Condecorada pela rainha Elizabeth II, a britânica Emma Lindley, hoje diretora de expansão internacional da CAF (antiga Combate à Fraude), atuou, em 2005, na estruturação do Gambling Act, lei que rege as empresas de apostas esportivas, as bets, no Reino Unido.

Depois disso, o ambiente para apostadores e também para o esporte ficou mais seguro e as fraudes são menores. Sua receita para o governo brasileiro é não reinventar a roda. Para ela, o ideal é condensar os bons exemplos de legislação no mundo e aplicá-los ao modelo de regulação que será apresentado ao Congresso Nacional nos próximos dias.

Emma Lindley, diretora de expansão internacional da CAF (antiga Combate à Fraude)
Emma Lindley, diretora de expansão internacional da CAF (antiga Combate à Fraude) - Divulgação

Atualmente, o governo Lula trabalha na elaboração de uma medida provisória para regular a atividade das bets no país. Além de ser uma forma de permitir que essas empresas tenham sede no Brasil e passem a pagar impostos, o governo espera frear os escândalos envolvendo jogadores nas partidas de futebol.

Ao longo dos últimos 20 anos, Emma trabalhou com bancos, empresas de apostas esportivas e ajudou a aperfeiçoar o sistema de segurança digital de companhias de tecnologia.

Em 2017, fundou o Women in Identity, ONG que ajuda a indústria digital a construir soluções de inclusão e empoderamento social e econômico.

Sua participação na ONG lhe rendeu, no ano passado, o recebimento da ordem de membros da monarquia britânica pelos serviços prestados na promoção da diversidade e inclusão no setor de identidade digital no Reino Unido e no exterior.

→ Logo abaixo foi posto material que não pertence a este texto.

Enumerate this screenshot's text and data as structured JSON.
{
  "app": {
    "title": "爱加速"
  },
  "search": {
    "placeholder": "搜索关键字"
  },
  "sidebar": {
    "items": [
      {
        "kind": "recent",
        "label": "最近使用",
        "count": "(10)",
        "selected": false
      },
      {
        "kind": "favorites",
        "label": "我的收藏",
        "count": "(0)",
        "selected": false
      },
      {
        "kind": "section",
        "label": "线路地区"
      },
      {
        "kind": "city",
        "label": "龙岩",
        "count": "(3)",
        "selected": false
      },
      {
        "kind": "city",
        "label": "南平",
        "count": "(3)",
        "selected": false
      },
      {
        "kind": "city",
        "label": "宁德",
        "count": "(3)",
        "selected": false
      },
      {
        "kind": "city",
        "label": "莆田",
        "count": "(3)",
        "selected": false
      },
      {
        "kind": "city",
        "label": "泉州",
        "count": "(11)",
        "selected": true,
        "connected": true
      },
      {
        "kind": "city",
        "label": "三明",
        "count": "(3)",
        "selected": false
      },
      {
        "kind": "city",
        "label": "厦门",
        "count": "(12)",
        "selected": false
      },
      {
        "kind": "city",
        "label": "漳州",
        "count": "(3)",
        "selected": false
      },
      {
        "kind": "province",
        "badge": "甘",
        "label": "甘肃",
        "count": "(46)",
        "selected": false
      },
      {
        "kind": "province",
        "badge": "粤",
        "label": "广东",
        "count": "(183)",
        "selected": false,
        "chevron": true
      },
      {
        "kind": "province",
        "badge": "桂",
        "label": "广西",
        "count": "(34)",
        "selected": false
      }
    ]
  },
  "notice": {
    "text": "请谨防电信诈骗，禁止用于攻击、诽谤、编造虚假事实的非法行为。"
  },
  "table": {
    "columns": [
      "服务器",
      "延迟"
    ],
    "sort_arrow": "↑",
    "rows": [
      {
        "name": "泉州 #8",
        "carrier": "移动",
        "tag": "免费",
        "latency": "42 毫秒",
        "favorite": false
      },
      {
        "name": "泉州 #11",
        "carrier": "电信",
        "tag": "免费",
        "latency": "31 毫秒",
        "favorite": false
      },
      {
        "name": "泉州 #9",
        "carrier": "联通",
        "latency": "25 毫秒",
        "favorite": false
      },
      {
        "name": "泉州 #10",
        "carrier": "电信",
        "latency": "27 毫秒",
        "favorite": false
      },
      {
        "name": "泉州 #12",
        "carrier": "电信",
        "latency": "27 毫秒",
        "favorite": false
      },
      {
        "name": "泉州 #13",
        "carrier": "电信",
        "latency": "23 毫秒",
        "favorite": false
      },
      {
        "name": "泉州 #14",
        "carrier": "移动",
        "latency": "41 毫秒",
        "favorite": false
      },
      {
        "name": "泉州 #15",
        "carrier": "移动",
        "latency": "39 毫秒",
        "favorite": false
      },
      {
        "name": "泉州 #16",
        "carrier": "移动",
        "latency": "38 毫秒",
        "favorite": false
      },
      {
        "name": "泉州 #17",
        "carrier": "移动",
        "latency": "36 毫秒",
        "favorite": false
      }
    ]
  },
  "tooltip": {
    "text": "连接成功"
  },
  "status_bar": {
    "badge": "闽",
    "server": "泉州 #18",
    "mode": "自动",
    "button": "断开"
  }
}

No Brasil tivemos casos de árbitros de futebol que foram pegos atuando na manipulação de resultados e, recentemente, jogadores foram descobertos participando de esquemas. O governo britânico criou uma forma de resolver esse problema? Os jogadores são proibidos de participar do mercado de apostas aqui ou em qualquer outro lugar do mundo. Se forem pegos, eles são banidos e perdem o emprego, em alguns casos podem até ser presos. As punições são severas para quem estiver envolvido.

Fraudadores e manipuladores de resultado existem em todo o mundo. Isso não é específico do Brasil. A indústria é global. Os reguladores não devem pensar que ‘isso acontece só no Brasil’, mas devem olhar como outros países lidaram com essa situação.

Como era estruturado o mercado de apostas esportivas antes do Gambling Act? Antes da regulação, as empresas de apostas estavam em lojas físicas e shoppings, por exemplo. O mercado online funcionava como no Brasil atualmente. O Gambling Act entrou em vigor em 2005. [A partir dali] Algumas das companhias que operavam nesse mercado foram as primeiras a migrarem em grande escala para o universo online no Reino Unido. Antes dos bancos [ingressarem no mundo digital], já era possível realizar mais operações online com as apostas do que com os bancos, por exemplo.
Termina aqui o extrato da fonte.